When are lima beans in season?
Lima beans are in season during the late summer and early fall, but most consumers can find lima beans in their grocery store year-round.
Can I grow my own lima beans?
Yes! If you have a home garden or are interested in starting one, lima beans are a great starter crop. You can even start the beans indoors. Once outside, lima beans should be grown in full sun. They require about 60 to 90 warm, frost-free days to reach harvest.
How do I store lima beans and how long will they stay fresh?
The way that you store your beans depends on how you buy them: shelled or unshelled. Both should be stored in the refrigerator. Unshelled lima beans stay fresh for about seven days. If you buy shelled beans you can blanch them and put them in the freezer, where they will stay fresh for up to three months. Dried, shelled, lima beans can be stored in a cool, dry place for 10 to 12 months.
Recipes and Preparation Tips
Shell lima beans before you cook them. Simply “unzip” each pod and remove the beans from the shell. Rinse the beans in a colander before cooking.
To cook lima beans, simply add them to boiling salted water. Cook until tender, up to 60 minutes.
The buttery mild taste of this bean makes it an easy side dish that pairs well with fish, meat, poultry, or grains.
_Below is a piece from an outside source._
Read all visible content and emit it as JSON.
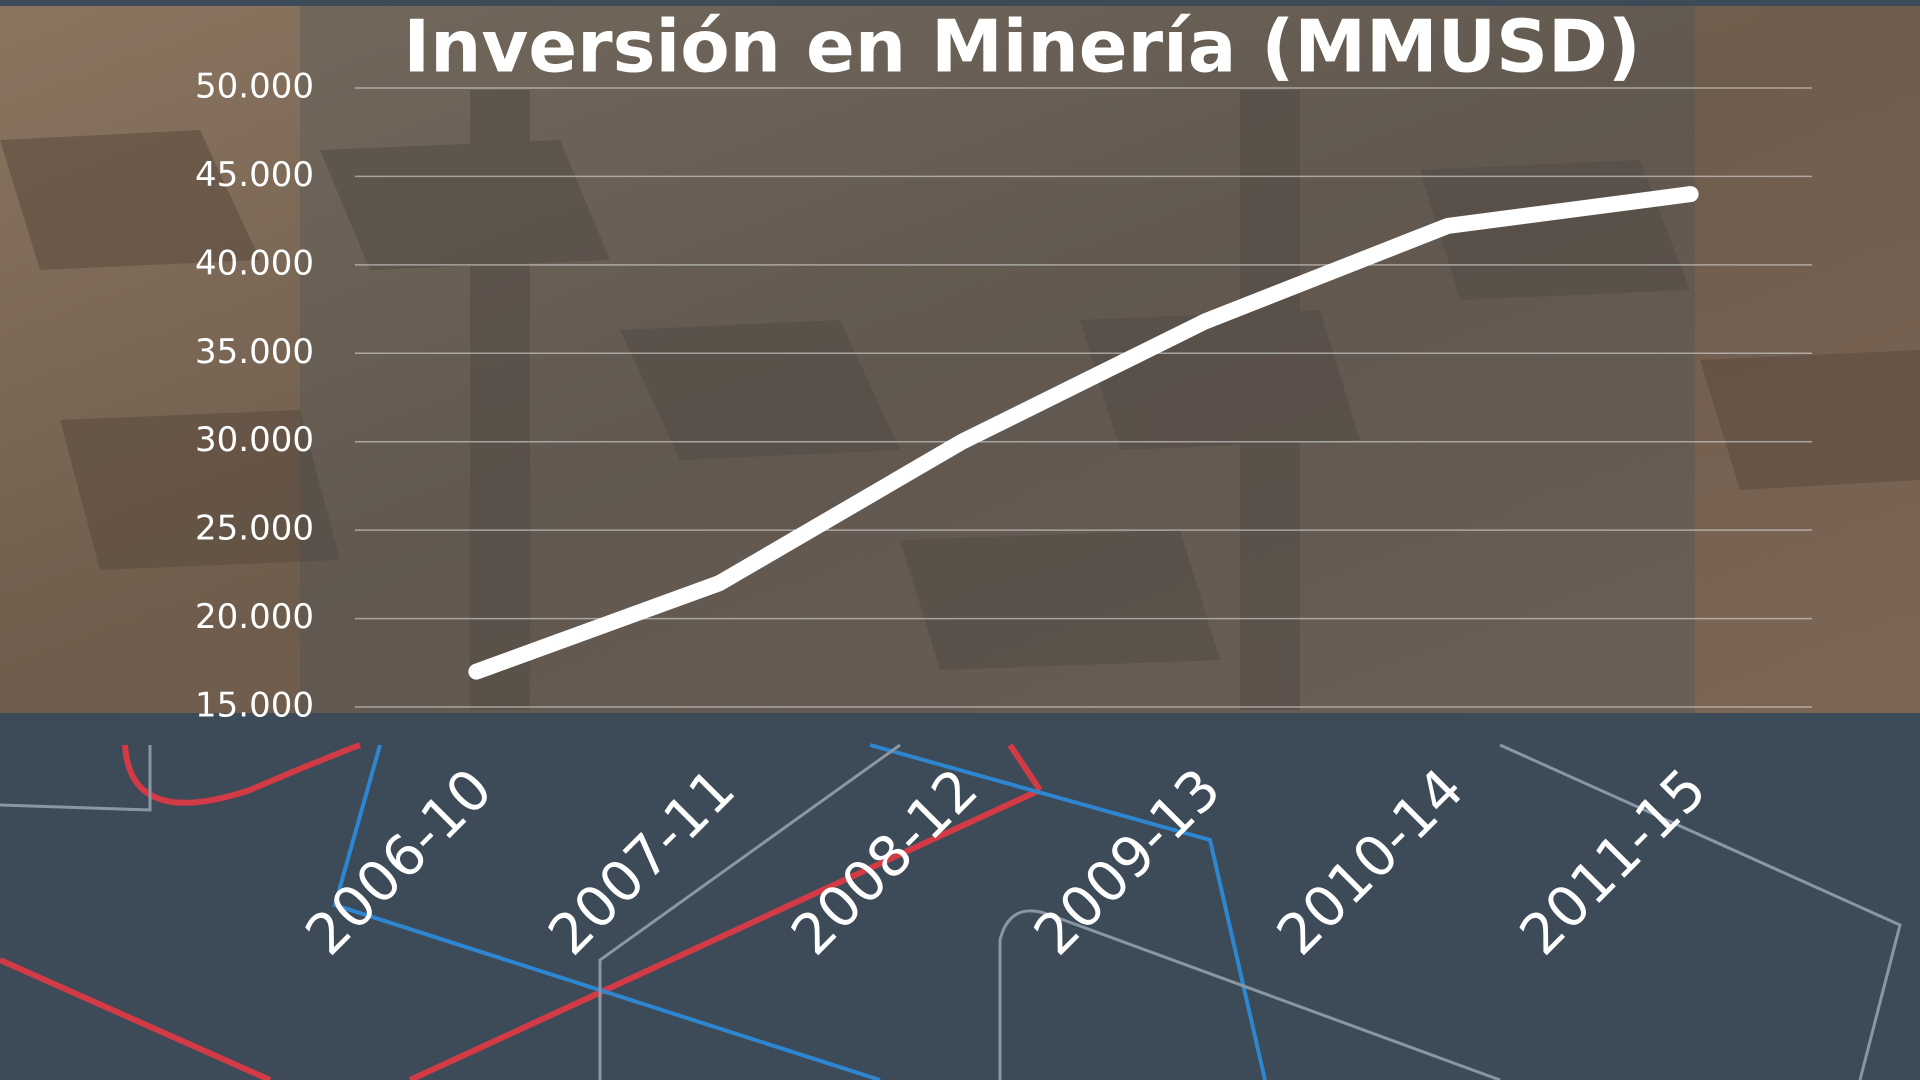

Lima beans can easily be added to soups, salads, casseroles, a bean mash, or a dip recipe. You can also use lima beans in place of other beans—like white beans—if you don’t have them on hand for a recipe. You can use lima beans as a substitute for beans in any of the tasty recipes below.
- Curried White Bean and Cashew Dip Recipe
- Rosemary Olive Oil White Bean Dip
Healthy Potato, Leek, and White Bean Soup
Allergies and Interactions
According to the American Academy of Allergy, Asthma, and Immunology, legume allergies were assumed to be rare in the past, but are now more commonly recognized in adults and children. The source notes that in-office allergy testing may be able to reveal a sensitivity to certain beans, but that an oral challenge is the only way to know for sure if you are allergic to lima beans.
Symptoms of a legume allergy may include swelling in the face, difficulty breathing, severe asthma, abdominal pain, nausea, or vomiting, according to the Anaphylaxis Campaign, an allergy support network based in England.
If you suspect that you have an allergy to lima beans or any legume, speak with your healthcare provider to get a proper diagnosis.
Antinutrients in Lima Beans
Compounds that interfere with nutrient absorption are commonly referred to as “antinutrients.” However, the term is misleading because all plants contain these nutrients, which have an effect only when consumed in extremely large quantities. The effects of these nutrients are negligible in the quantities you likely consume of lima beans.
One study specifically investigated antinutrients in lima beans. Researchers found that rinsing, cooking, and toasting the beans (specifically autoclaving—using a pressure chamber—for 20 minutes) significantly reduced or eliminated antinutrients in lima beans except for tannins.
While you might not have an autoclave handy in your kitchen, you probably don’t need to worry about antinutrients in grains and legumes. According to nutrition experts, the substances are deactivated by appropriate soaking and cooking of the beans. So, unless you have a condition that may be impacted by these nutrients (such as iron-deficiency anemia), you most likely do not have to worry about them too much. If you have a condition such as anemia or are concerned about antinutrients, be sure to speak with your doctor as best practice.